Dame Caroline said publicly-funded broadcasters had a responsibility to ensure there was a workplace that stopped “gods of broadcasting” from using their “exceptional power and influence” for personal gain.
She added: “Where these issues are reported ... it’s absolutely vital that they have the right systems and processes in place that they can be investigated and dealt with very quickly. We do need to make sure that HR take allegations of this type incredibly seriously.
“The BBC should investigate this with great speed and thoroughness, because clearly this is a matter of great concern.”
Dame Andrea Jenkyns, the MP for Morely and Outwood, said: “The public deserve to know what the BBC did to investigate why a taxpayer-funded presenter was sending thousands of pounds in cash to a 17-year-old teenager.”
Defund the BBC, a campaign group, said the row had shown that the broadcaster was “not able to police itself” and instead chose to “prevaricate and whitewash”.

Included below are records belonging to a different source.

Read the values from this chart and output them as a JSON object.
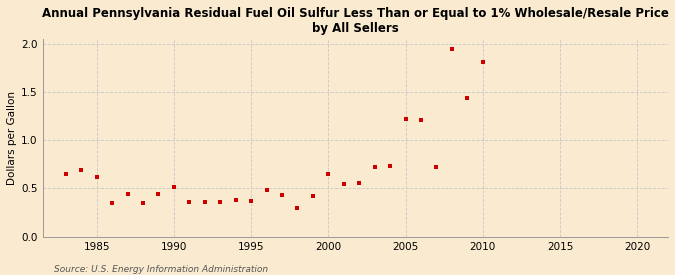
{
  "title_line1": "Annual Pennsylvania Residual Fuel Oil Sulfur Less Than or Equal to 1% Wholesale/Resale Price",
  "title_line2": "by All Sellers",
  "ylabel": "Dollars per Gallon",
  "source": "Source: U.S. Energy Information Administration",
  "xlim": [
    1981.5,
    2022
  ],
  "ylim": [
    0.0,
    2.05
  ],
  "xticks": [
    1985,
    1990,
    1995,
    2000,
    2005,
    2010,
    2015,
    2020
  ],
  "yticks": [
    0.0,
    0.5,
    1.0,
    1.5,
    2.0
  ],
  "background_color": "#faebd0",
  "plot_bg_color": "#faebd0",
  "marker_color": "#cc0000",
  "years": [
    1983,
    1984,
    1985,
    1986,
    1987,
    1988,
    1989,
    1990,
    1991,
    1992,
    1993,
    1994,
    1995,
    1996,
    1997,
    1998,
    1999,
    2000,
    2001,
    2002,
    2003,
    2004,
    2005,
    2006,
    2007,
    2008,
    2009,
    2010
  ],
  "values": [
    0.65,
    0.69,
    0.62,
    0.35,
    0.44,
    0.35,
    0.44,
    0.52,
    0.36,
    0.36,
    0.36,
    0.38,
    0.37,
    0.48,
    0.43,
    0.3,
    0.42,
    0.65,
    0.55,
    0.56,
    0.72,
    0.73,
    1.22,
    1.21,
    0.72,
    1.95,
    1.44,
    1.81
  ]
}
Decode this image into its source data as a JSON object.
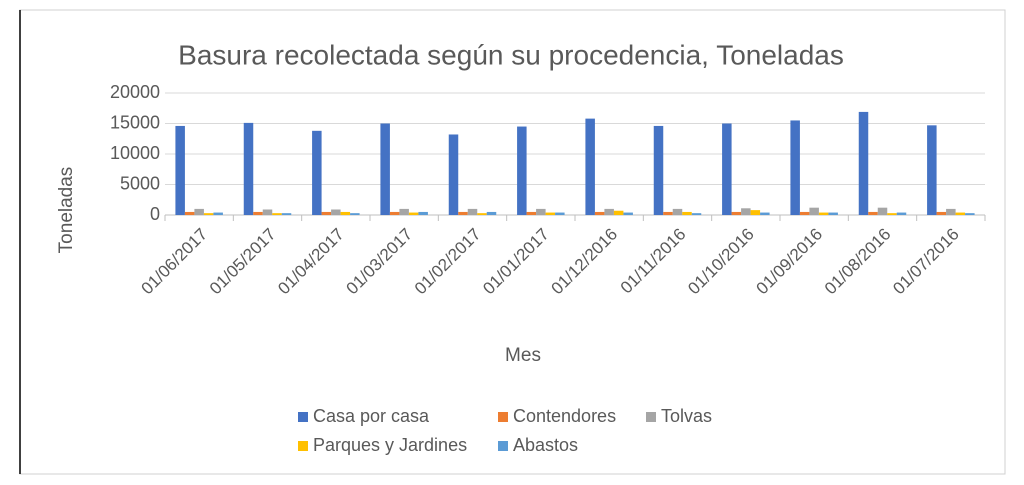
{
  "chart_data": {
    "type": "bar",
    "title": "Basura recolectada según su procedencia, Toneladas",
    "x_label": "Mes",
    "y_label": "Toneladas",
    "categories": [
      "01/06/2017",
      "01/05/2017",
      "01/04/2017",
      "01/03/2017",
      "01/02/2017",
      "01/01/2017",
      "01/12/2016",
      "01/11/2016",
      "01/10/2016",
      "01/09/2016",
      "01/08/2016",
      "01/07/2016"
    ],
    "series": [
      {
        "name": "Casa por casa",
        "color": "#4472c4",
        "values": [
          14600,
          15100,
          13800,
          15000,
          13200,
          14500,
          15800,
          14600,
          15000,
          15500,
          16900,
          14700
        ]
      },
      {
        "name": "Contendores",
        "color": "#ed7d31",
        "values": [
          500,
          500,
          500,
          500,
          500,
          500,
          500,
          500,
          500,
          500,
          500,
          500
        ]
      },
      {
        "name": "Tolvas",
        "color": "#a5a5a5",
        "values": [
          1000,
          900,
          900,
          1000,
          1000,
          1000,
          1000,
          1000,
          1100,
          1200,
          1200,
          1000
        ]
      },
      {
        "name": "Parques y Jardines",
        "color": "#ffc000",
        "values": [
          300,
          300,
          500,
          400,
          300,
          400,
          700,
          500,
          800,
          400,
          300,
          400
        ]
      },
      {
        "name": "Abastos",
        "color": "#5b9bd5",
        "values": [
          400,
          300,
          300,
          500,
          500,
          400,
          400,
          300,
          400,
          400,
          400,
          300
        ]
      }
    ],
    "ylim": [
      0,
      20000
    ],
    "yticks": [
      0,
      5000,
      10000,
      15000,
      20000
    ],
    "grid": true,
    "legend": "bottom"
  }
}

The BBC was allegedly first made aware of the claims on May 19. It has been reported that a further payment has been made to the person since, and their mother claimed she “begged” the BBC to stop the man sending money.

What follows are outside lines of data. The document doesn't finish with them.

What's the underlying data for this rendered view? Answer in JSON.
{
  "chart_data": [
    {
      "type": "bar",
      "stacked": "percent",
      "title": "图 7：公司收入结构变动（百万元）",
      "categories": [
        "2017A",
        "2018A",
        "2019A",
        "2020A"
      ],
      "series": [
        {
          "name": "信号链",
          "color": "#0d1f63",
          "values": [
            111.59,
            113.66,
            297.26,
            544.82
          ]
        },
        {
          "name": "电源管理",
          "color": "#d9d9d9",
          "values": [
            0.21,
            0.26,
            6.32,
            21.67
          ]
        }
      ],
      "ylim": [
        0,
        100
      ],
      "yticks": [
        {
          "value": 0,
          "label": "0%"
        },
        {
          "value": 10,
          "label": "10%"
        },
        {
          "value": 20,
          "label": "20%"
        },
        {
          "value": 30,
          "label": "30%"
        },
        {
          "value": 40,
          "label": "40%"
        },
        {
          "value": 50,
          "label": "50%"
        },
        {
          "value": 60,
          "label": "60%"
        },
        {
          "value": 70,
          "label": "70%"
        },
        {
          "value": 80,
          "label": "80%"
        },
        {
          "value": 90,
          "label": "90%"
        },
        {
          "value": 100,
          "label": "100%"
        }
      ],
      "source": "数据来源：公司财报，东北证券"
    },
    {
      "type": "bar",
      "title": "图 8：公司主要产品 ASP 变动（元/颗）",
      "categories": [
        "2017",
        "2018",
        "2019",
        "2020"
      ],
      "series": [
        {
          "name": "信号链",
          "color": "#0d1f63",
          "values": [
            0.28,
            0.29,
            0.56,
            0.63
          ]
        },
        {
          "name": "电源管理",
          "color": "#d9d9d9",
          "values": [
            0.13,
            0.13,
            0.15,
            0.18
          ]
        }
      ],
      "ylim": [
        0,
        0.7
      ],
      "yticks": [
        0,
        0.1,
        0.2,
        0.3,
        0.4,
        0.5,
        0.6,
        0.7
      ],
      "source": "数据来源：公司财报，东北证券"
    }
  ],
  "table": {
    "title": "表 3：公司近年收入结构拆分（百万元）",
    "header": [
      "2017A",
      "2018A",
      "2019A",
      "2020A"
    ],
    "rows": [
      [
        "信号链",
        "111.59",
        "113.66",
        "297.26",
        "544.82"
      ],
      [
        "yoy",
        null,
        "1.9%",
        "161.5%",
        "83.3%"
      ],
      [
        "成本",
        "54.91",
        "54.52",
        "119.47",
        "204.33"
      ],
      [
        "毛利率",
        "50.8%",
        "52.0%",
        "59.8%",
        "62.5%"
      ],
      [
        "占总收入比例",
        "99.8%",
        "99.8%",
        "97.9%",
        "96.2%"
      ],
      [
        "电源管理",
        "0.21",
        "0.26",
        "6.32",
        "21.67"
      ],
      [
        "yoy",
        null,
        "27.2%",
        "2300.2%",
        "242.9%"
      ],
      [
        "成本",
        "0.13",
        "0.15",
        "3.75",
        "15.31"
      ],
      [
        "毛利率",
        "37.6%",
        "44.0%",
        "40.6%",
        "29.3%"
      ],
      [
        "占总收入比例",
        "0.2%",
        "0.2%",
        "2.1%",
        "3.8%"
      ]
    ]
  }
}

The corporation did not confirm whether the presenter had now been taken off air as a result of the claims.
The alleged recipient’s mother told The Sun that her child used the large sums of money to help fund a spiralling crack cocaine drug habit and said the now 20-year-old went from a “happy-go-lucky youngster” to a “ghost-like crack addict” in just three years.
“When I see [the presenter] on telly, I feel sick,” she said. “I blame this BBC man for destroying my child’s life. Taking my child’s innocence and handing over the money for crack cocaine that could kill my child.”
Her child showed her an online bank statement that had numerous deposits from the presenter, she claimed, adding: “One time, he had sent £5,000 in one lump. The money had been in exchange for sexually explicit photographs of my child.”
A spokesman for the BBC said it treated any allegations “very seriously” and insisted it had processes in place to proactively deal with them.
The spokesman added: “As part of that, if we receive information that requires further investigation or examination, we will take steps to do this. That includes actively attempting to speak to those who have contacted us in order to seek further detail and understanding of the situation.
“If we get no reply to our attempts or receive no further contact that can limit our ability to progress things, but it does not mean our enquiries stop. If, at any point, new information comes to light or is provided – including via newspapers – this will be acted upon appropriately, in line with internal processes.”